Hacker News new | ask | show | jobs
by superyesh 1912 days ago
>Arc is an opinionated framework for defining predictable, repeatable and manageable data transformation pipelines;

I am confused by the title `Arc, an open-source Databricks alternative `. One of the main benefits of Databricks is the managed Spark. This isn't replacing Databricks as such probably giving an alternative to one of the features in Databricks.

2 comments

Yeah, agreed. I was a Databricks skeptic when I first came across it, but it's value goes a LONG way beyond just managing Spark.

For example, we found that Databrick's Spark (or their 'Delta engine' or whatever it's called) had 50-60% better performance on our workloads than than 'core' Spark. I guess that's not surprising when a large proportion of Spark contrionutors work for you and can performance tune! Not to mention things like MLFlow and all their data engineering stuff.

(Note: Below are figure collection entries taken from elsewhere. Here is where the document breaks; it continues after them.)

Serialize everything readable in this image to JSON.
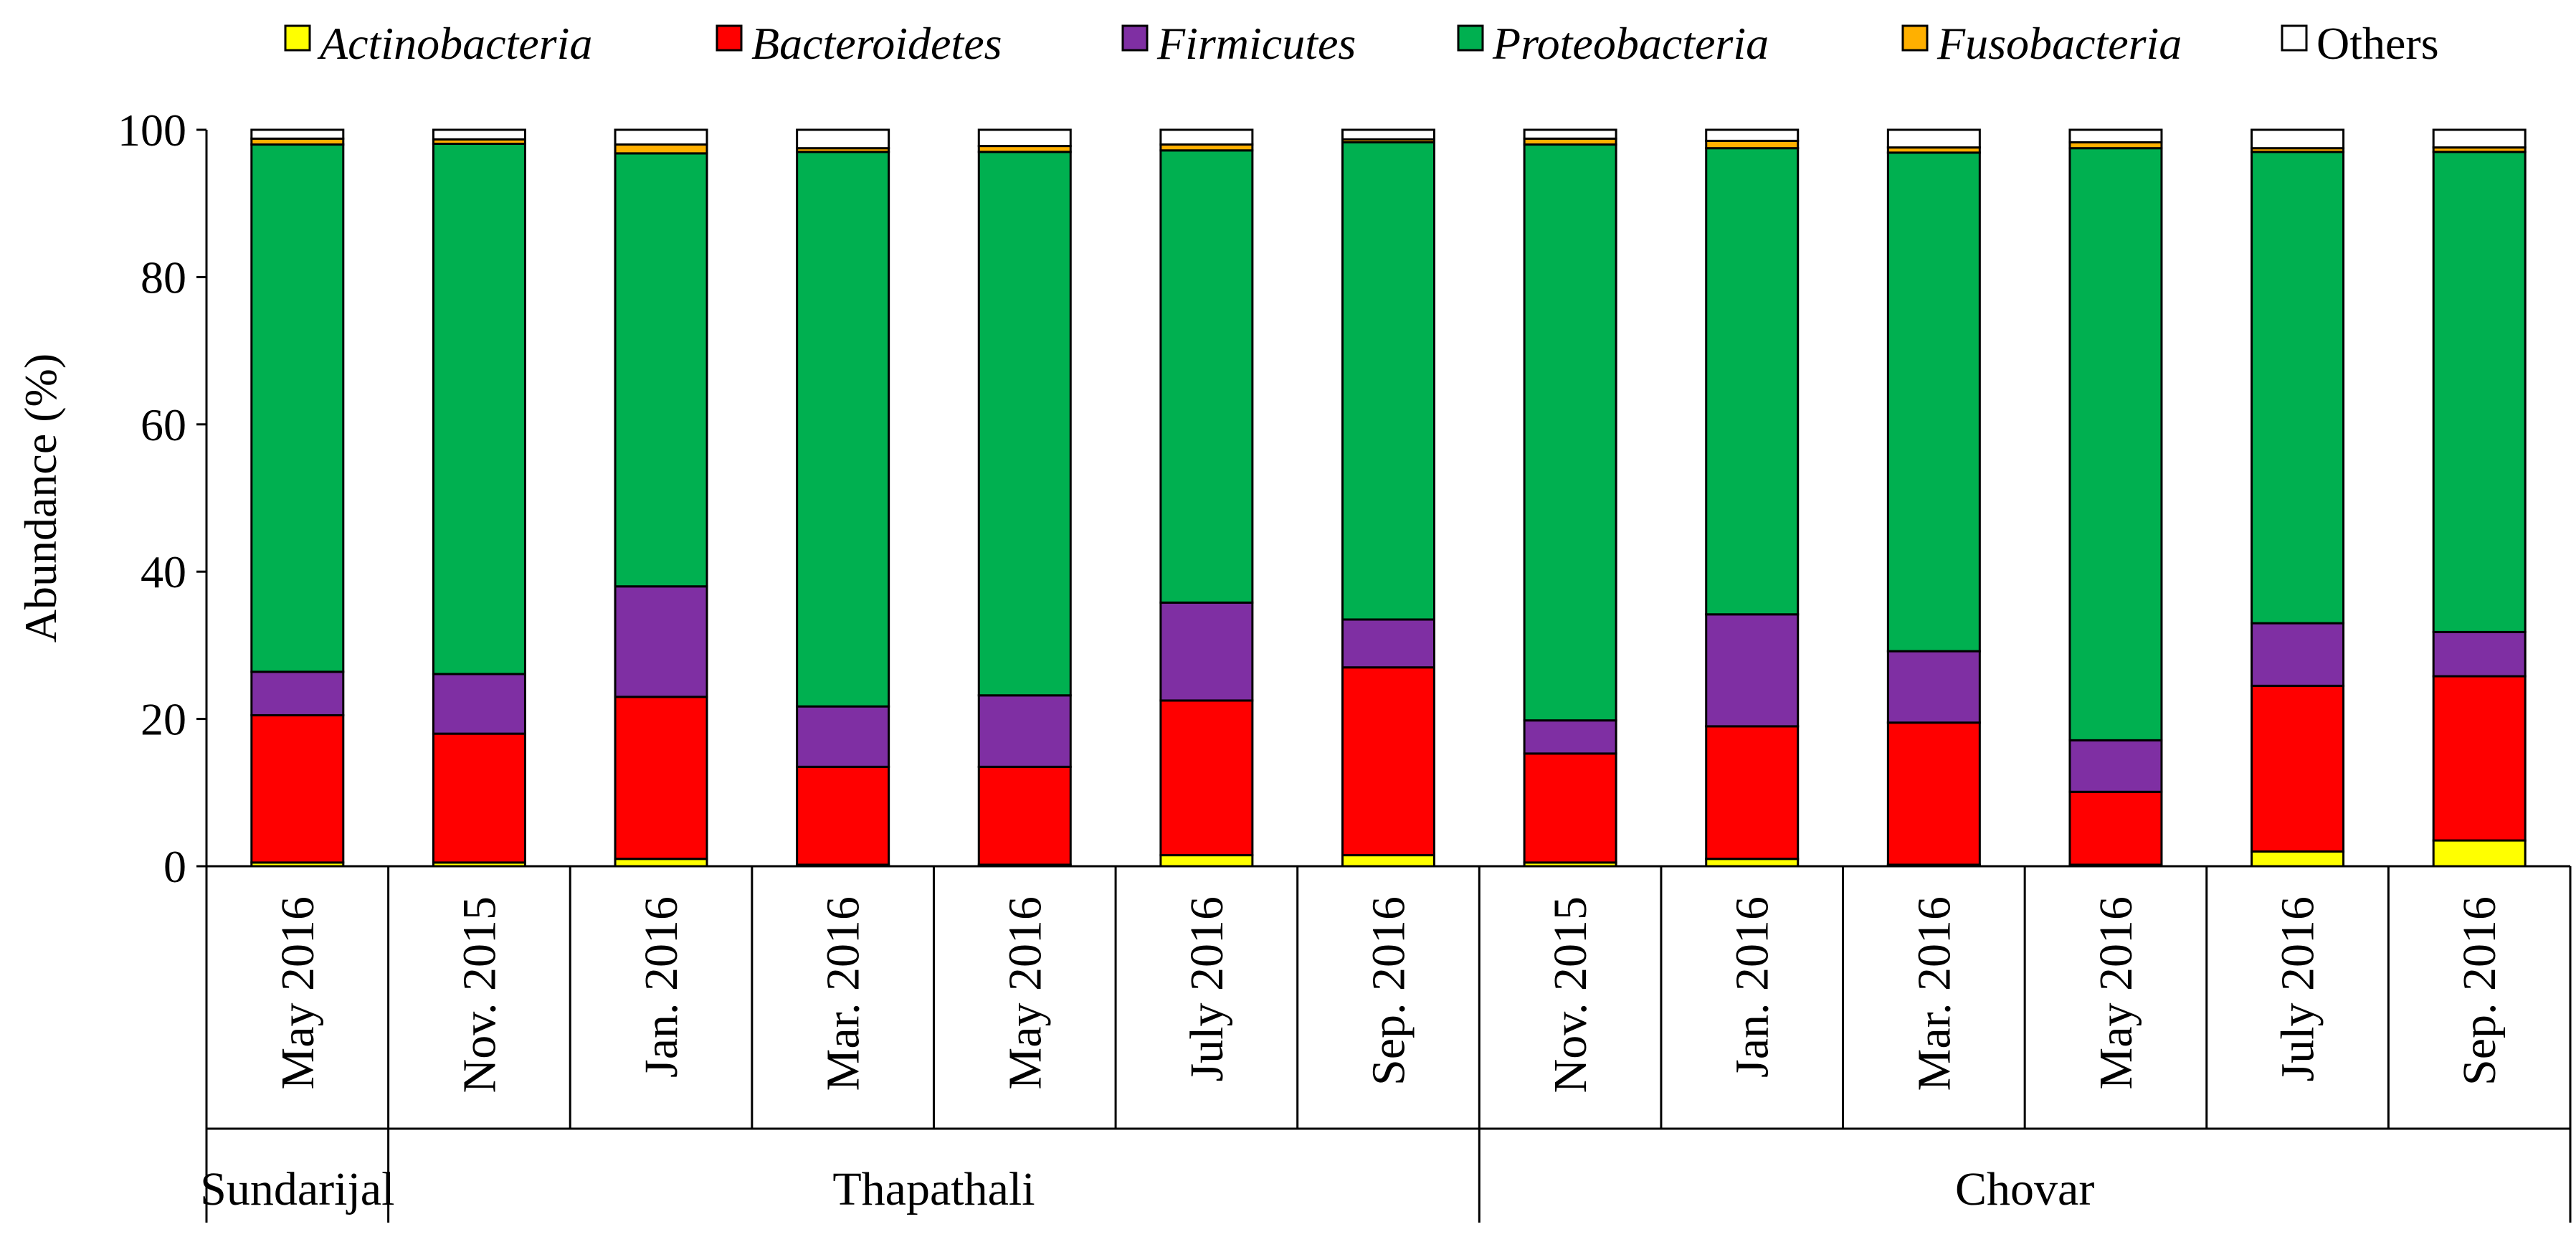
{
  "chart_data": {
    "type": "bar",
    "stacked": true,
    "ylabel": "Abundance (%)",
    "ylim": [
      0,
      100
    ],
    "yticks": [
      "0",
      "20",
      "40",
      "60",
      "80",
      "100"
    ],
    "legend_position": "top",
    "grid": false,
    "categories": [
      "May 2016",
      "Nov. 2015",
      "Jan. 2016",
      "Mar. 2016",
      "May 2016",
      "July 2016",
      "Sep. 2016",
      "Nov. 2015",
      "Jan. 2016",
      "Mar. 2016",
      "May 2016",
      "July 2016",
      "Sep. 2016"
    ],
    "groups": [
      {
        "name": "Sundarijal",
        "start": 0,
        "end": 0
      },
      {
        "name": "Thapathali",
        "start": 1,
        "end": 6
      },
      {
        "name": "Chovar",
        "start": 7,
        "end": 12
      }
    ],
    "series": [
      {
        "name": "Actinobacteria",
        "italic": true,
        "color": "#FFFF00",
        "values": [
          0.5,
          0.5,
          1.0,
          0.2,
          0.2,
          1.5,
          1.5,
          0.5,
          1.0,
          0.2,
          0.2,
          2.0,
          3.5
        ]
      },
      {
        "name": "Bacteroidetes",
        "italic": true,
        "color": "#FF0000",
        "values": [
          20.0,
          17.5,
          22.0,
          13.3,
          13.3,
          21.0,
          25.5,
          14.8,
          18.0,
          19.3,
          9.9,
          22.5,
          22.3
        ]
      },
      {
        "name": "Firmicutes",
        "italic": true,
        "color": "#7F2FA3",
        "values": [
          5.9,
          8.1,
          15.0,
          8.2,
          9.7,
          13.3,
          6.5,
          4.5,
          15.2,
          9.7,
          7.0,
          8.5,
          6.0
        ]
      },
      {
        "name": "Proteobacteria",
        "italic": true,
        "color": "#00B050",
        "values": [
          71.6,
          72.0,
          58.8,
          75.3,
          73.8,
          61.4,
          64.8,
          78.2,
          63.3,
          67.7,
          80.4,
          64.0,
          65.2
        ]
      },
      {
        "name": "Fusobacteria",
        "italic": true,
        "color": "#FFB000",
        "values": [
          0.8,
          0.6,
          1.2,
          0.5,
          0.8,
          0.8,
          0.4,
          0.8,
          1.0,
          0.7,
          0.8,
          0.5,
          0.6
        ]
      },
      {
        "name": "Others",
        "italic": false,
        "color": "#FFFFFF",
        "values": [
          1.2,
          1.3,
          2.0,
          2.5,
          2.2,
          2.0,
          1.3,
          1.2,
          1.5,
          2.4,
          1.7,
          2.5,
          2.4
        ]
      }
    ]
  }
}
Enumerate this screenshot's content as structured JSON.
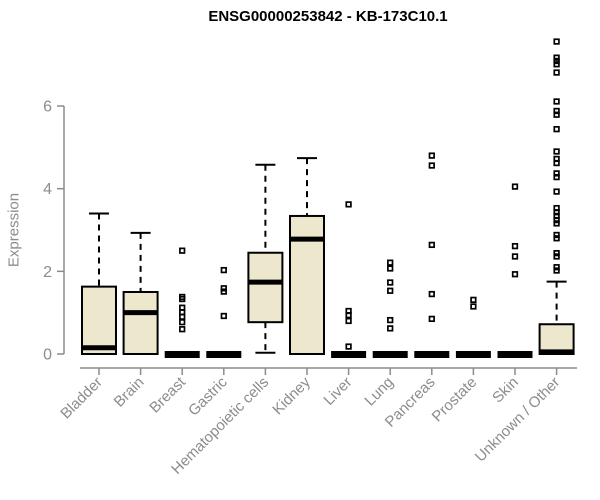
{
  "title": "ENSG00000253842 - KB-173C10.1",
  "chart_data": {
    "type": "boxplot",
    "title": "ENSG00000253842 - KB-173C10.1",
    "ylabel": "Expression",
    "xlabel": "",
    "yticks": [
      0,
      2,
      4,
      6
    ],
    "ylim": [
      0,
      7.7
    ],
    "grid": false,
    "legend": "none",
    "colors": {
      "box_fill": "#EDE8CD",
      "box_stroke": "#000000",
      "median": "#000000",
      "whisker": "#000000",
      "outlier": "#000000",
      "axis": "#8C8C8C",
      "tick_label": "#8C8C8C",
      "title": "#000000"
    },
    "categories": [
      "Bladder",
      "Brain",
      "Breast",
      "Gastric",
      "Hematopoietic cells",
      "Kidney",
      "Liver",
      "Lung",
      "Pancreas",
      "Prostate",
      "Skin",
      "Unknown / Other"
    ],
    "series": [
      {
        "label": "Bladder",
        "q1": 0,
        "median": 0.15,
        "q3": 1.63,
        "whisker_low": 0,
        "whisker_high": 3.4,
        "outliers": []
      },
      {
        "label": "Brain",
        "q1": 0,
        "median": 1.0,
        "q3": 1.5,
        "whisker_low": 0,
        "whisker_high": 2.93,
        "outliers": []
      },
      {
        "label": "Breast",
        "q1": 0,
        "median": 0,
        "q3": 0,
        "whisker_low": 0,
        "whisker_high": 0,
        "outliers": [
          2.5,
          1.38,
          1.33,
          1.12,
          1.01,
          0.9,
          0.77,
          0.6
        ]
      },
      {
        "label": "Gastric",
        "q1": 0,
        "median": 0,
        "q3": 0,
        "whisker_low": 0,
        "whisker_high": 0,
        "outliers": [
          2.03,
          1.59,
          1.51,
          0.92
        ]
      },
      {
        "label": "Hematopoietic cells",
        "q1": 0.77,
        "median": 1.74,
        "q3": 2.45,
        "whisker_low": 0.03,
        "whisker_high": 4.58,
        "outliers": []
      },
      {
        "label": "Kidney",
        "q1": 0,
        "median": 2.78,
        "q3": 3.34,
        "whisker_low": 0,
        "whisker_high": 4.74,
        "outliers": []
      },
      {
        "label": "Liver",
        "q1": 0,
        "median": 0,
        "q3": 0,
        "whisker_low": 0,
        "whisker_high": 0,
        "outliers": [
          3.62,
          1.04,
          0.94,
          0.8,
          0.18
        ]
      },
      {
        "label": "Lung",
        "q1": 0,
        "median": 0,
        "q3": 0,
        "whisker_low": 0,
        "whisker_high": 0,
        "outliers": [
          2.21,
          2.07,
          1.73,
          1.53,
          0.82,
          0.62
        ]
      },
      {
        "label": "Pancreas",
        "q1": 0,
        "median": 0,
        "q3": 0,
        "whisker_low": 0,
        "whisker_high": 0,
        "outliers": [
          4.8,
          4.56,
          2.64,
          1.45,
          0.85
        ]
      },
      {
        "label": "Prostate",
        "q1": 0,
        "median": 0,
        "q3": 0,
        "whisker_low": 0,
        "whisker_high": 0,
        "outliers": [
          1.31,
          1.15
        ]
      },
      {
        "label": "Skin",
        "q1": 0,
        "median": 0,
        "q3": 0,
        "whisker_low": 0,
        "whisker_high": 0,
        "outliers": [
          4.05,
          2.61,
          2.36,
          1.93
        ]
      },
      {
        "label": "Unknown / Other",
        "q1": 0,
        "median": 0.05,
        "q3": 0.72,
        "whisker_low": 0,
        "whisker_high": 1.75,
        "outliers": [
          7.56,
          7.17,
          7.09,
          7.01,
          6.81,
          6.11,
          5.88,
          5.79,
          5.44,
          4.9,
          4.72,
          4.62,
          4.37,
          4.28,
          3.93,
          3.53,
          3.43,
          3.34,
          3.24,
          3.16,
          2.88,
          2.8,
          2.44,
          2.36,
          2.1,
          2.02
        ]
      }
    ]
  }
}
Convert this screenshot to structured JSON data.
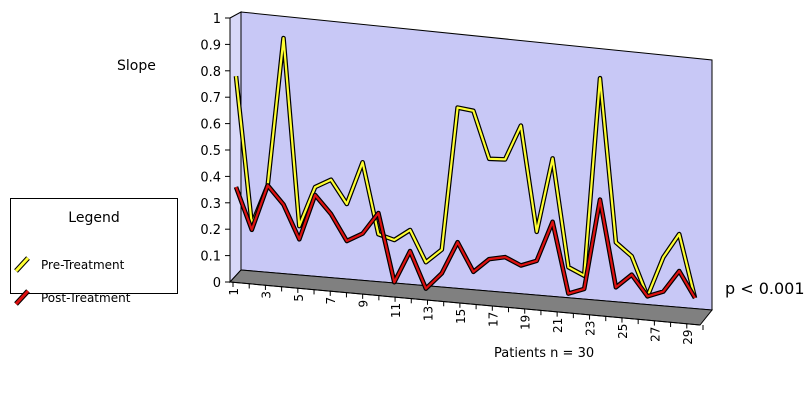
{
  "chart_data": {
    "type": "line",
    "title": "",
    "ylabel": "Slope",
    "xlabel": "Patients n = 30",
    "annotation": "p < 0.001",
    "ylim": [
      0,
      1
    ],
    "y_ticks": [
      "0",
      "0.1",
      "0.2",
      "0.3",
      "0.4",
      "0.5",
      "0.6",
      "0.7",
      "0.8",
      "0.9",
      "1"
    ],
    "x": [
      1,
      2,
      3,
      4,
      5,
      6,
      7,
      8,
      9,
      10,
      11,
      12,
      13,
      14,
      15,
      16,
      17,
      18,
      19,
      20,
      21,
      22,
      23,
      24,
      25,
      26,
      27,
      28,
      29,
      30
    ],
    "x_tick_labels": [
      "1",
      "3",
      "5",
      "7",
      "9",
      "11",
      "13",
      "15",
      "17",
      "19",
      "21",
      "23",
      "25",
      "27",
      "29"
    ],
    "series": [
      {
        "name": "Pre-Treatment",
        "color": "#ffff33",
        "values": [
          0.78,
          0.22,
          0.37,
          0.93,
          0.22,
          0.37,
          0.4,
          0.31,
          0.47,
          0.2,
          0.18,
          0.22,
          0.1,
          0.15,
          0.69,
          0.68,
          0.5,
          0.5,
          0.63,
          0.23,
          0.51,
          0.1,
          0.07,
          0.82,
          0.2,
          0.15,
          0.0,
          0.15,
          0.24,
          0.0
        ]
      },
      {
        "name": "Post-Treatment",
        "color": "#dd1111",
        "values": [
          0.36,
          0.2,
          0.37,
          0.3,
          0.17,
          0.34,
          0.27,
          0.17,
          0.2,
          0.28,
          0.02,
          0.14,
          0.0,
          0.06,
          0.18,
          0.07,
          0.12,
          0.13,
          0.1,
          0.12,
          0.27,
          0.0,
          0.02,
          0.36,
          0.03,
          0.08,
          0.0,
          0.02,
          0.1,
          0.0
        ]
      }
    ],
    "grid": false,
    "legend_position": "left"
  },
  "legend": {
    "title": "Legend",
    "entries": [
      "Pre-Treatment",
      "Post-Treatment"
    ]
  },
  "colors": {
    "wall": "#c8c8f6",
    "floor": "#808080",
    "outline": "#000000"
  }
}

This is a cool project, and I admire it's ambition, but saying it's a real 'alternative' to Databricks is a bit disingenuous.

Databricks writes some good tools, but it can get pretty expensive. Kubeflow has been evolving well and is gaining lots of traction. It's pretty neat from my experience so far.
We provide multiple Docker images (https://github.com/orgs/tripl-ai/packages) that make the Spark deployment easy:

- arc-jupyter: allows you to develop on your local machine (and offline) or you can easily integrate it with a JupyterHub deployment on Kubernetes (https://zero-to-jupyterhub.readthedocs.io/en/stable/index.ht...). We have built JupyterHub on GCP Kubernetes (GKE) with full user-level auth via GCP IAM. If anyone is interested I can publish a secrets-removed version of our script.

- arc: is the execution only docker image (so is smaller than arc-jupyter). We have this orchestrated on Kubernetes too and now that Spark officially supports Kubernetes deployment it is actually really easy to create and destroy clusters on demand.